In general, companies are positive about the direction that electric trucks are taking. They recognize the environmental benefits of switching from diesel to electric, and some mention that employees enjoy test driving electric trucks. In the future, they envision their companies transitioning their fleets entirely, once national charging infrastructure is built out more, and the costs of electric trucks are reduced through technology maturity and deployment or expanded public policy. Specifically, the expansion of charging infrastructure and vehicle incentives were cited during several interviews as important elements needed before companies pursue deployment in earnest.
The retail and trucking companies interviewed for this brief recognized the environmental benefits of electric trucking and demonstrated a willingness to learn more. They also offered a few insights and strategies that other companies might consider as they plan to add electric trucks to their fleet. For example, start with adoption of electric yard trucks because they are not dependent on a nationwide network of charging infrastructure like shipping trucks are and only require an onsite 100-kilowatt charger.
- The upfront costs for electric trucks remain a primary barrier to investment in electric trucks. However, financial incentives can reduce these upfront capital costs and models indicate that the total cost of ownership for an average electric truck can be lower than a diesel or natural gas equivalent with adequate incentives. In California, for example, several programs support EVs including the low carbon fuel standard (LCFS) and the Hybrid and Zero-Emission Truck and Bus Voucher Incentive Project (HVIP) program.
- One resource for finding incentives is the Alternative Fuels Data Center: https:// afdc.energy.gov/laws.
- Several retail and trucking companies interviewed suggested that operators of California fleets should strongly consider electrifying at least a portion of their fleets to take advantage of the financial incentives available.
- Electric heavy-duty vehicles have many tangible benefits, including several inherent health advantages. These include a much quieter ride than diesel trucks, making EVs less impactful on a driver’s hearing, and no tailpipe emissions.
- As retail companies electrify their fleets, increased collaboration between a company’s energy team and fleet management team will be required to maximize organization-wide efficiencies such as procurement and energy management. Without collaboration, costs could be much higher.

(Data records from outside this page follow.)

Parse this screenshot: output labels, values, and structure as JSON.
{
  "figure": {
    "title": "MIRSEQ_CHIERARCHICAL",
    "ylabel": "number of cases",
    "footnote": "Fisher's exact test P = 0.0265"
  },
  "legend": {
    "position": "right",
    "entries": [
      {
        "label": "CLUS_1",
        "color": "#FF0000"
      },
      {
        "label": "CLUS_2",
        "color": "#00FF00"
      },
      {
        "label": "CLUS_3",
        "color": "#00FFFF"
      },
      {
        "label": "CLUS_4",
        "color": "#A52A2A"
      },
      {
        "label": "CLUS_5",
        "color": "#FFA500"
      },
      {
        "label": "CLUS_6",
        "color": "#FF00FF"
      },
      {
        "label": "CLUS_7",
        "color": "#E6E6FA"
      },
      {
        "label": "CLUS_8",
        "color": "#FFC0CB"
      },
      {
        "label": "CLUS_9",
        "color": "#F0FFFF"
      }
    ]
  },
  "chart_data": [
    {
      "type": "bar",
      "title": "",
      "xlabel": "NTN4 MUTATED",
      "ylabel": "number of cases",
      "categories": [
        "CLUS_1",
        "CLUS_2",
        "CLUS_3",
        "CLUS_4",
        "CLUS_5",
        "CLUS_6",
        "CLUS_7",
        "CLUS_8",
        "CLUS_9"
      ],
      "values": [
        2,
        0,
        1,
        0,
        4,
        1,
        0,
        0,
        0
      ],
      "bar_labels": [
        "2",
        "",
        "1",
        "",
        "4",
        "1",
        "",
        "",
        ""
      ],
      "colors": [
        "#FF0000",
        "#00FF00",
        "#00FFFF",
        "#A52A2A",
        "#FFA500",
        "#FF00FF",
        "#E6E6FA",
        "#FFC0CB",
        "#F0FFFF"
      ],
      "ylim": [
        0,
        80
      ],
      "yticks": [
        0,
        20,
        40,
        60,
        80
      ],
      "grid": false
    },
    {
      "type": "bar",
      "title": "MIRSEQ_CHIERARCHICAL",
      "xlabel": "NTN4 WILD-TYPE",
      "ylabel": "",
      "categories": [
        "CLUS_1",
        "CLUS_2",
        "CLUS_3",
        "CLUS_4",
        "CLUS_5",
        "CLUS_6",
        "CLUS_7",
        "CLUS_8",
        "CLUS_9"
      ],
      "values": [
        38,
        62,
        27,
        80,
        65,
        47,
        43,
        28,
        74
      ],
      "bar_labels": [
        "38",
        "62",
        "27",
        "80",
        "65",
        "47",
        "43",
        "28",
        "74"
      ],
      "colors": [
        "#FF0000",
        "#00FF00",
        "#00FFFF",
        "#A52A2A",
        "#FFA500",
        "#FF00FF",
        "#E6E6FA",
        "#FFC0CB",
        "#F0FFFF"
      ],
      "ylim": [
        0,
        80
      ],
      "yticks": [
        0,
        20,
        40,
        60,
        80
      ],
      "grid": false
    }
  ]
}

- Vehicle maintenance is still a concern. Companies need technicians who are trained for electric trucks and savvy on new electronic software systems. One retail company highlighted how they were using EV manufacturers to provide maintenance and support but suggested there was also a need build out a third-party EV maintenance network nationwide.

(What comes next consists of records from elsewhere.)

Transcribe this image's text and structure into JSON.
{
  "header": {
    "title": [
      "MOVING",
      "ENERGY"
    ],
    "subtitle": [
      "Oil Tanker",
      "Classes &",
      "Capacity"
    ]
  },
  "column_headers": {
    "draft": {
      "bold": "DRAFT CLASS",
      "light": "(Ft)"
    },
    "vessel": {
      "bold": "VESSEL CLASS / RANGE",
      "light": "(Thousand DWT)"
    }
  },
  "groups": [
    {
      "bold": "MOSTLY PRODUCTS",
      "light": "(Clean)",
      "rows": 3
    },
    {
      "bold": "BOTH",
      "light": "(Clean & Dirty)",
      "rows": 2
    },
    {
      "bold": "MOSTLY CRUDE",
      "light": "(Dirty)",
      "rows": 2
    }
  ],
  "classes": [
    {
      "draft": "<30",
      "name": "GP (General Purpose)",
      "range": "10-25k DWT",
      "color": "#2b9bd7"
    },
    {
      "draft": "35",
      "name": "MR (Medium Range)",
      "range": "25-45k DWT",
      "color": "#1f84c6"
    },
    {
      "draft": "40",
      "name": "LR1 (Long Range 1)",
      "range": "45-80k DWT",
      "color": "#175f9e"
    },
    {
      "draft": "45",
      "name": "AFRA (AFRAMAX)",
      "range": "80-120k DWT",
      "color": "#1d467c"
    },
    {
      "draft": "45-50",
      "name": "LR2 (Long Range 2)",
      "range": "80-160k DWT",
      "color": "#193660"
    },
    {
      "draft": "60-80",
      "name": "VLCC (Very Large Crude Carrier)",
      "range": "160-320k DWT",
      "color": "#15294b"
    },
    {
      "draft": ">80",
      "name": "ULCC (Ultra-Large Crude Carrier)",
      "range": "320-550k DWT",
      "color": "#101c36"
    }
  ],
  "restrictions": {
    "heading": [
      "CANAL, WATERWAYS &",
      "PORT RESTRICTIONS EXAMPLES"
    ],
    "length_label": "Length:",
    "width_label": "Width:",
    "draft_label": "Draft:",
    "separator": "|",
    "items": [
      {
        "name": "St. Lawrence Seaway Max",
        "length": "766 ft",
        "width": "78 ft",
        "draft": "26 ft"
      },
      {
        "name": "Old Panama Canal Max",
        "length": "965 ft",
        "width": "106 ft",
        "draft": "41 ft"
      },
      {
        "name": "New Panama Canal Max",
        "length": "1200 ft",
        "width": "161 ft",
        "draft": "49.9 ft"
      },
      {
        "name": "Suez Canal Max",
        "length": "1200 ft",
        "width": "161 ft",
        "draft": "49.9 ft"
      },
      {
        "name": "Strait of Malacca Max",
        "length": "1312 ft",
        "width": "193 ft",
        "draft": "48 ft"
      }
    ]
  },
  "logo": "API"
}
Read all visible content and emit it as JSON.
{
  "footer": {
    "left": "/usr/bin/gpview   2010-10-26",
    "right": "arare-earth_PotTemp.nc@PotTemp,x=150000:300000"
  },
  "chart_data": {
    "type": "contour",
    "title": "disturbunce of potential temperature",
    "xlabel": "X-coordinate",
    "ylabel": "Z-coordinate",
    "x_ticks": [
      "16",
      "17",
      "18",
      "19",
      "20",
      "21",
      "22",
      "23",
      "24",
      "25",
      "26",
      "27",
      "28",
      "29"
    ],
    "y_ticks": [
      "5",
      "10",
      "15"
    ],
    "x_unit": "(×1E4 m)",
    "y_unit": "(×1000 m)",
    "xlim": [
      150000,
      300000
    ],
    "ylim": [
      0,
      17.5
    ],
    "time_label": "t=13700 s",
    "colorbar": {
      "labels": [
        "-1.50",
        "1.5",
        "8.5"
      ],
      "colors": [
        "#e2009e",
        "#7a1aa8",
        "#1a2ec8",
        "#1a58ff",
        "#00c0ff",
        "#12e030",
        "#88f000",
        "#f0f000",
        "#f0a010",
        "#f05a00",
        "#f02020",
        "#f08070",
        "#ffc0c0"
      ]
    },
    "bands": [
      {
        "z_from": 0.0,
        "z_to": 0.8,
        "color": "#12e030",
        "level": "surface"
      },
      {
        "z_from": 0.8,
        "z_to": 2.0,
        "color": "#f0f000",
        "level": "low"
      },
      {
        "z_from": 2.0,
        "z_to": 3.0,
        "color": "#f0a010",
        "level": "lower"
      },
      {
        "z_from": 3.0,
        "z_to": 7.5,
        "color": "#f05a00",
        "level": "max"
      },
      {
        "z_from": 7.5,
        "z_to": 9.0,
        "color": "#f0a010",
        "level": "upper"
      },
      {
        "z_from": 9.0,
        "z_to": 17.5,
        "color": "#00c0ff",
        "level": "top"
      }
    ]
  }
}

- Communication between electric truck users and EV manufacturers is an important part of the process. One retail company who had conversations with EV manufacturers noted they were very receptive to feedback on usability and ergonomic design from companies who piloted EVs. This is a key aspect of the electric truck development process and can help with technology improvements and potentially accelerate the speed of deployment as manufacturers better understand what potential users want.